Almarhum Cak Narto Sumoprawiro dan Pak Purnomo Kasidi (keduanya Walikota Surabaya di masanya) adalah orang-orang yang berhasil membawa Persebaya ke jalur prestasi. Beliau-beliau merupakan figur yang berasal dari pemerintah. Bukan kader sebuah organisasi massa dan partai politik.

Sekedar flashback ke peristiwa beberapa tahun silam, badai yang menerpa Persebaya 1927 hingga berbuntut lepasnya hak keikutsertaan di kompetisi tertinggi sepakbola nasional adalah ketika klub kebanggaan warga Surabaya ini dipegang oleh Pak Saleh Ismail Mukadar.

Tanpa bermaksud mengecilkan peran Pak Saleh Ismail Mukadar, seorang figur yang memiliki konsep dan pemikiran bagus dalam memajukan Persebaya 1927, tampilnya beliau yang memiliki latar belakang politik akhirnya memancing serangan dari rival-rival politiknya juga.

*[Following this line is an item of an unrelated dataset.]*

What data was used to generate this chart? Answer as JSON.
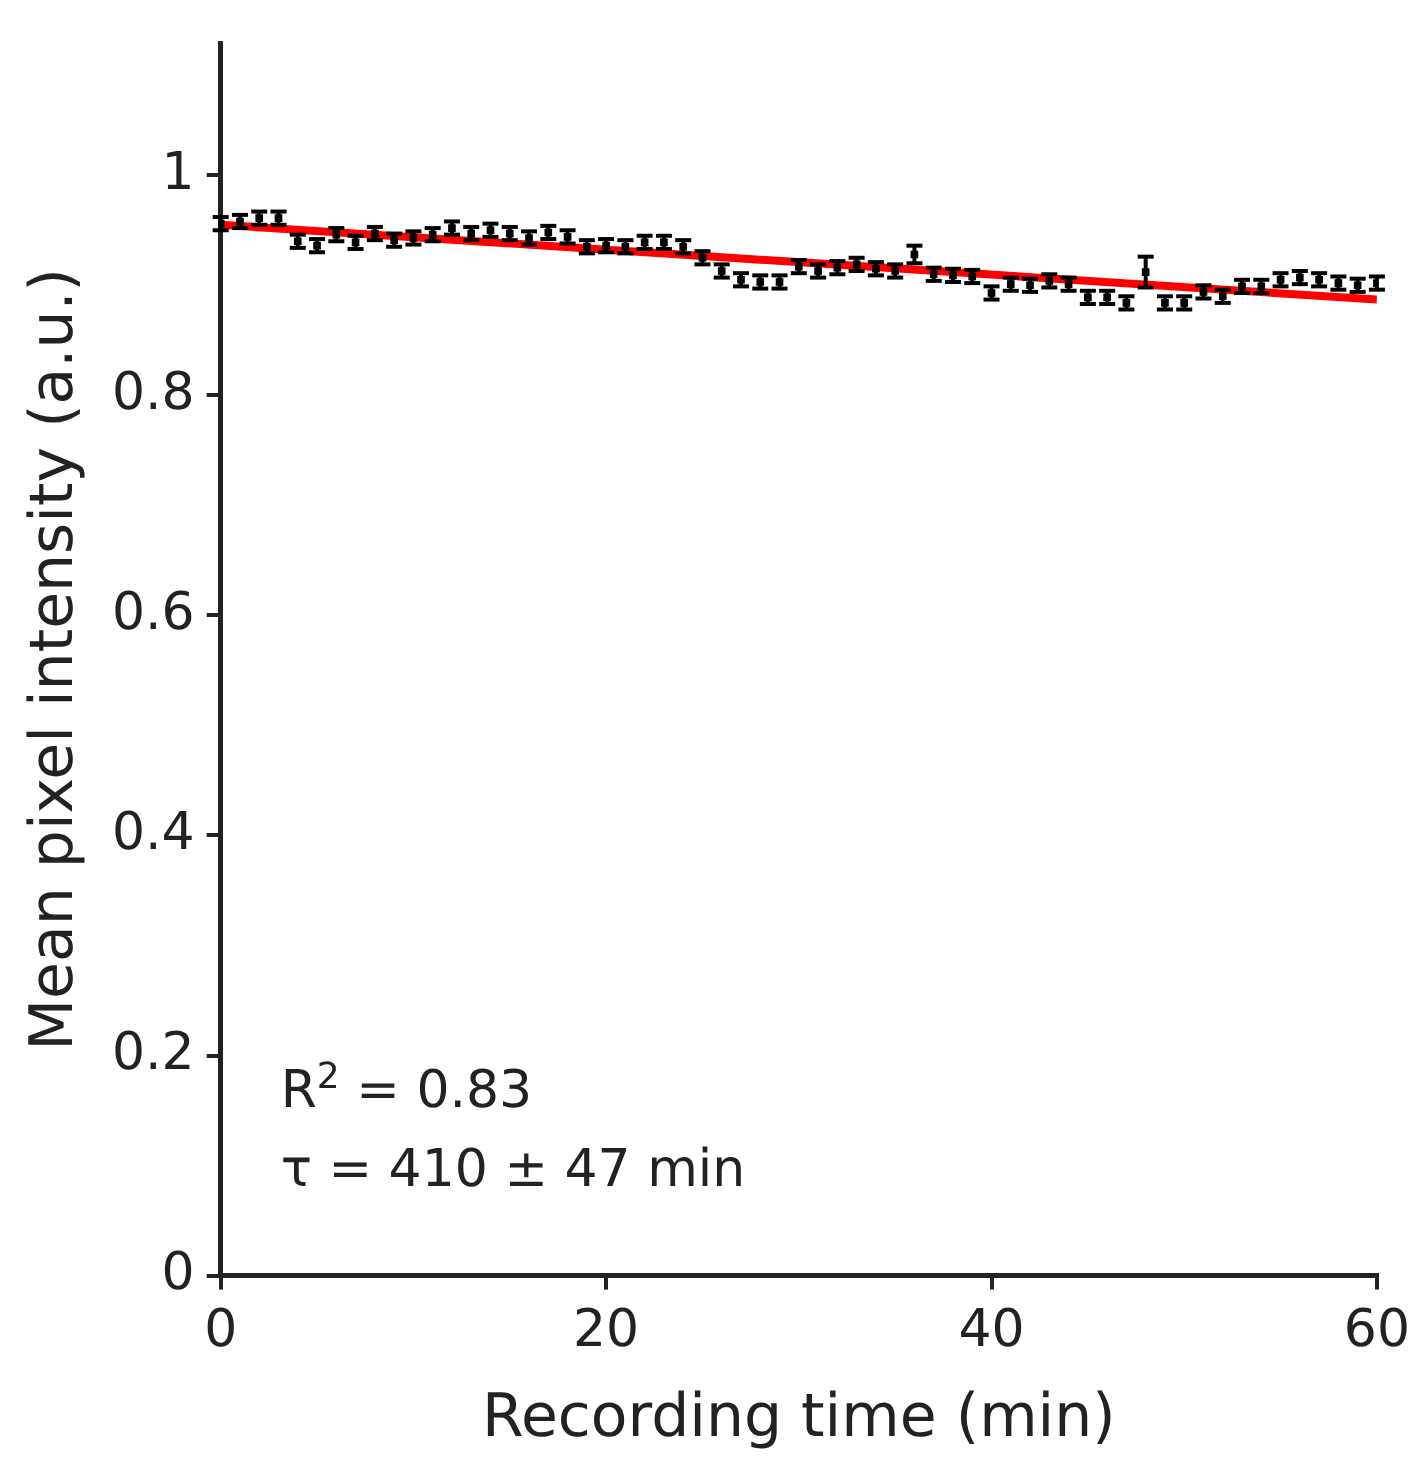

Iya, begitulah politik. Terkadang lebih mengedepankan arogansi, mengutamakan kepentingan kelompoknya, ketimbang menjunjung tinggi sportivitas dan semangat fair play.

Ada ataupun tidak ada kongres tahunan PSSI, sudah saatnya Persebaya 1927 kini dikelola dan dipimpin oleh figur yang bersih dari organisasi massa dan partai politik.

Saya yakin, masih banyak sosok ber-dedikasi tinggi dengan kemampuan mumpuni di kota Surabaya, yang bisa melakukan reformasi total manajemen klub. Mulai dari solusi terhadap sulitnya mendapatkan pasokan dana (sponsorship), hingga tata kelola sistem perekrutan pengurus, pelatih dan pemain yang tepat. Bahkan juga fungsi koordinasi (menjaga stabilitas hubungan) dengan klub lain, PSSI serta pemerintah.

Begitulah lima point penting yang seharusnya dilakukan oleh Persebaya 1927. Mungkin sedikit terlambat, tapi masih lebih baik, ketimbang tidak dievaluasi sama sekali.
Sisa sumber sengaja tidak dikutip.